Written Warnings But No Sackings Over Boy’s Death

TWO Haringey social workers and a lawyer have been given written warnings over their role in the death of Baby P but no council employee will be sacked, it emerged today.

The decision follows a Serious Case Review by Haringey Council, which found that just over a week before the toddler died legal advice was given that the “threshold for initiating care proceedings had not been met”.

That meant that a police appeal for the child not to be handed back to the mother was over-ruled by Haringey social services and other agencies involved in the boy’s care.

Despite the error and other failings by Haringey staff, today’s review also found that there had been “numerous examples of good practice” by those involved in protecting the child.

Instead, it pinned much of the blame on Dr Sabah Alzayyat, a paediatrician at Tottenham’s St Ann’s hospital, who failed to spot injuries on the boy two days before he died. Her contract has not been renewed.

Critics reacted angrily to the council’s failure to act more robustly.

Mor Dioum, the director of the Victoria Climbié Foundation, claimed that its verdict was “biased and inaccurate” and insisted that all the agencies involved in Baby P’s care bore responsibility for his death.

Announcing today’s decision, Sharon Shoesmith, the chairwoman of the Haringey Local Safeguarding Children Board, confirmed that two social workers and a lawyer had received warnings, but said that there would be no resignations or sackings over the affair. She defended social services and insisted the council had learned lessons from the Victoria Climbié tragedy in 2000, for which it was heavily criticised.

Offering her condolences to the victim’s family, she added: “This was a young life cut tragically short and our thoughts are with his father and family. We worked hard to support the family — social workers, health visitors, doctors and nurses all saw him and his mother regularly.
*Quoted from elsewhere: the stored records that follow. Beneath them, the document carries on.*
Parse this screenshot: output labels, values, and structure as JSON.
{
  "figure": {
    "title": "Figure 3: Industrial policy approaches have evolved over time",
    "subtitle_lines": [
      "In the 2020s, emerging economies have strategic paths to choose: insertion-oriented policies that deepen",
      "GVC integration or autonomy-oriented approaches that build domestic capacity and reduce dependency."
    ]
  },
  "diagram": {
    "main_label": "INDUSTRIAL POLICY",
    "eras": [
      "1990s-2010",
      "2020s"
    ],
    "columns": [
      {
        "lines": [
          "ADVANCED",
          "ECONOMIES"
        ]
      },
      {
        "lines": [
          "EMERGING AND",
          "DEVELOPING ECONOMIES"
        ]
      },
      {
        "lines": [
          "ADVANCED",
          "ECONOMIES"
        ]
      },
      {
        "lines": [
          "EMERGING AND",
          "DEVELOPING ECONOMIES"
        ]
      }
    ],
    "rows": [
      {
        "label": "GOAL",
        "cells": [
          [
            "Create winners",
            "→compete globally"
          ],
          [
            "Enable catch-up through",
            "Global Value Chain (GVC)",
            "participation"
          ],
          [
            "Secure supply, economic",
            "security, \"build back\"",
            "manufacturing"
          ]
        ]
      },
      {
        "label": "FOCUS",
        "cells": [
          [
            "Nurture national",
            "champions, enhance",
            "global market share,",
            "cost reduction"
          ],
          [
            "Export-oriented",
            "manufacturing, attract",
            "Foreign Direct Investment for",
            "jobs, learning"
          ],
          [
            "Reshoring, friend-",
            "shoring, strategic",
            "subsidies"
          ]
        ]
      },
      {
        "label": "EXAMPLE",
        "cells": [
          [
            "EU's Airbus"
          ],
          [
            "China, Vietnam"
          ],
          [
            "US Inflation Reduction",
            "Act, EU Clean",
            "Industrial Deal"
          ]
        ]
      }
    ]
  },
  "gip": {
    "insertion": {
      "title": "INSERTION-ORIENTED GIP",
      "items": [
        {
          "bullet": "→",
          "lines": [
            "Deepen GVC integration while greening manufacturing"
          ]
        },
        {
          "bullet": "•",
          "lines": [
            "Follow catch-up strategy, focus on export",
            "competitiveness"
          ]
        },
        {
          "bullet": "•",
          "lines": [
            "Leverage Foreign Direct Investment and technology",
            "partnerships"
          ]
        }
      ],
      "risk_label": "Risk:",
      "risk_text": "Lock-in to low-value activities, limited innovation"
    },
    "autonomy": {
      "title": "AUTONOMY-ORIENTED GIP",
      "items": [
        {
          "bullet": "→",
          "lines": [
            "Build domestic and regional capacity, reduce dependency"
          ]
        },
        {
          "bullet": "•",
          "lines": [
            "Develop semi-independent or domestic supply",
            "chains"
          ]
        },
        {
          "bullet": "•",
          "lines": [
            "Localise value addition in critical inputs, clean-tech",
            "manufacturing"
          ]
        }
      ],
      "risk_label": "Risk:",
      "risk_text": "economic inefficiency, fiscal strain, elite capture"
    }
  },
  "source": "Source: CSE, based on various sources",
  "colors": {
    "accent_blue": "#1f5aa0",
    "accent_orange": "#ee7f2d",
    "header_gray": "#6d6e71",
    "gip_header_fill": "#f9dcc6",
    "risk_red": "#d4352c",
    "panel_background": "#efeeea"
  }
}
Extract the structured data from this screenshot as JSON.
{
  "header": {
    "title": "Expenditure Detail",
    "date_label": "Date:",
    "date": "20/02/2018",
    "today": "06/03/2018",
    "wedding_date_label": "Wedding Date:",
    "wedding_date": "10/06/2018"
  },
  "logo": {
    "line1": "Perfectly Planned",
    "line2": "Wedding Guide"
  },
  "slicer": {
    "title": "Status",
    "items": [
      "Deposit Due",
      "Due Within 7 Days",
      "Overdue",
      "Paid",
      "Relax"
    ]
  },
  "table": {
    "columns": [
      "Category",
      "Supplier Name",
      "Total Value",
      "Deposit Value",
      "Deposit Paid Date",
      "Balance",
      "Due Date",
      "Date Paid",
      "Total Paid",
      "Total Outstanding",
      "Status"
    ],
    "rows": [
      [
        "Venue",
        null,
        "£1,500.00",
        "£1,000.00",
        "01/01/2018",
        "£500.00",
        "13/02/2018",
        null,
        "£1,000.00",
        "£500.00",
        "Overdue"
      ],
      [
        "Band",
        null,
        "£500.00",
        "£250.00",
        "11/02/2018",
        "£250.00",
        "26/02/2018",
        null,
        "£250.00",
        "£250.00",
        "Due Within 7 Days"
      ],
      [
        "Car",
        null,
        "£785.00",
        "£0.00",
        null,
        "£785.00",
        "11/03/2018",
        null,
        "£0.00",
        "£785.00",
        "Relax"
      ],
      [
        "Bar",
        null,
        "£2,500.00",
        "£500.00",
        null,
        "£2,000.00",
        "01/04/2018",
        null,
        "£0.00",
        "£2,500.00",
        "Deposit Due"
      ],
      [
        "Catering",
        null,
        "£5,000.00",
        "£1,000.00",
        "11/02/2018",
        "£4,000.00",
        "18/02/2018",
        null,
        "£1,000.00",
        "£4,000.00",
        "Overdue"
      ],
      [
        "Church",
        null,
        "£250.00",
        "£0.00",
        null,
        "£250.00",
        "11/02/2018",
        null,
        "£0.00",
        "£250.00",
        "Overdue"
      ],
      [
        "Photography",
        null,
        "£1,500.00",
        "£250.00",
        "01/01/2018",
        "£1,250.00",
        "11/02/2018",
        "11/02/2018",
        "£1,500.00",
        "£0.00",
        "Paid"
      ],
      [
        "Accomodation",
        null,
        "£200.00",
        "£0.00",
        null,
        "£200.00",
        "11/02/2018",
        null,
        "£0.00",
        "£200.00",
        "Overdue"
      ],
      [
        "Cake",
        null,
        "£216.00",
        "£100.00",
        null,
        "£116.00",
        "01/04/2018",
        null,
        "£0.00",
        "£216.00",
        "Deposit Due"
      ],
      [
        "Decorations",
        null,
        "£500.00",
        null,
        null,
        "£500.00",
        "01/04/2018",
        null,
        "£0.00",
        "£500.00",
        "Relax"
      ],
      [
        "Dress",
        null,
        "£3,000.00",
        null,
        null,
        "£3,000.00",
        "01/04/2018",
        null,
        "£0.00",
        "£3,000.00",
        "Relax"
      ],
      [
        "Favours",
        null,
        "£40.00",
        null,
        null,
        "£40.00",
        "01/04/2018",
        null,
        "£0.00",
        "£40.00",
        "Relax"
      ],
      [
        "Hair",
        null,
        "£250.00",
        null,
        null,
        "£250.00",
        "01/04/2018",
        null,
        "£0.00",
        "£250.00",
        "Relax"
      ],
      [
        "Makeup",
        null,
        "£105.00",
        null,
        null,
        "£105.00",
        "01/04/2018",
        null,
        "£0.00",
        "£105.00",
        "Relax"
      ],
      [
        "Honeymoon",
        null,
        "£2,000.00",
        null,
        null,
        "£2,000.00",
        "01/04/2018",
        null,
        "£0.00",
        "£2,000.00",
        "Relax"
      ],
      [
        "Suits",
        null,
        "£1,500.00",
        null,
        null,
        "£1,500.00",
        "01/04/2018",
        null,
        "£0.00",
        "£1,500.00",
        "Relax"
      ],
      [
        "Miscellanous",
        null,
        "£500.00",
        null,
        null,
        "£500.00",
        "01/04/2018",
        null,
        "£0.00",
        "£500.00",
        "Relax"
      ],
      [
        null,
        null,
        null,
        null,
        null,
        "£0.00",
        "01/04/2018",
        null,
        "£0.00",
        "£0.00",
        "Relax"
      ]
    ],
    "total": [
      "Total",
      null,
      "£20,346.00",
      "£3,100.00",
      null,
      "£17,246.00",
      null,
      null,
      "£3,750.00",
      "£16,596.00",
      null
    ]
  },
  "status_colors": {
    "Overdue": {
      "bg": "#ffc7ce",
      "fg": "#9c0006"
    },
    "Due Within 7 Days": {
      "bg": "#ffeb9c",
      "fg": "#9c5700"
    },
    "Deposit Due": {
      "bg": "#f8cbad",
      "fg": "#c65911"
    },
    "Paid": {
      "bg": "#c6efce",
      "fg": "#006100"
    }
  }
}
“We made arrangements to protect him, monitoring his progress, and organised for the mother to go on a parenting course. We arranged for a family friend to help with his care, a childminder to look after him four days a week and report any suspicious injuries. The mother seemed to be co-operating with us: taking the child to doctors when he was ill, seeking help.”

The serious case review, the findings of which have been only partially published, makes a number of recommendations for the future, including ensuring that arrangements are in place for the medical monitoring of the medical history of a child on the at risk register.